NEW DELHI (Reuters) - Indian state refiners will lift 8 million barrels of Iranian oil in April, a decline of about 12 percent from the previous month, industry sources said, as the nation is in talks with the United States to renew the waiver from U.S. sanctions against Tehran.
The United States introduced sanctions aimed at crippling Iran’s oil revenue-dependent economy in November but gave a six-month waiver to eight nations, including India, which allowed them to import some Iranian oil.
India has been allowed by Washington to continue to buy about 300,000 bpd oil or 9 million barrels in a month till early May.
New Delhi, Tehran’s biggest oil client after China, has decided to lift lower volumes in April as a ‘precautionary measure ahead of renewal of waiver,’ said one of the sources familiar with the matter, without elaborating further.
The United States aims to cut Iran’s crude exports by about 20 percent to below 1 million bpd from May by requiring importing countries to reduce purchases to avoid U.S. sanctions, two sources familiar with the matter said.

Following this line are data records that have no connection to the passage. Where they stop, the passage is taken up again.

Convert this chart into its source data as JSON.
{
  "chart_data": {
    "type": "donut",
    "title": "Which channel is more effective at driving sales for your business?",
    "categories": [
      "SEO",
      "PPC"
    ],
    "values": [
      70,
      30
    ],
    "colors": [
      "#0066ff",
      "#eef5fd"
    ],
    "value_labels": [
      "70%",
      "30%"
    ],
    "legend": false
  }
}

The United States will likely renew waivers to sanctions for most countries buying Iranian crude, including the biggest buyers China and India, in exchange for pledges to cut combined imports to below 1 million bpd. That would be around 250,000 bpd below Iran’s current exports of 1.25 million bpd.
It is not yet clear if reduced volumes of 8 million barrels a month is the new condition imposed by Washington for granting a second waiver to New Delhi from sanctions against Tehran.
For March, Indian Oil Corp had placed an order for 5 million barrels, Mangalore Refinery and Petrochemicals Ltd for 2 million, and Hindustan Petroleum Corp and Bharat Petroleum Corp for 1 million each.
In April, IOC would lift 4 million barrels, while there is no change in volumes to be loaded by other companies, the sources said.
India’s oil ministry and IOC, BPCL, and HPCL did not respond to Reuters email seeking comment, while MRPL declined comment.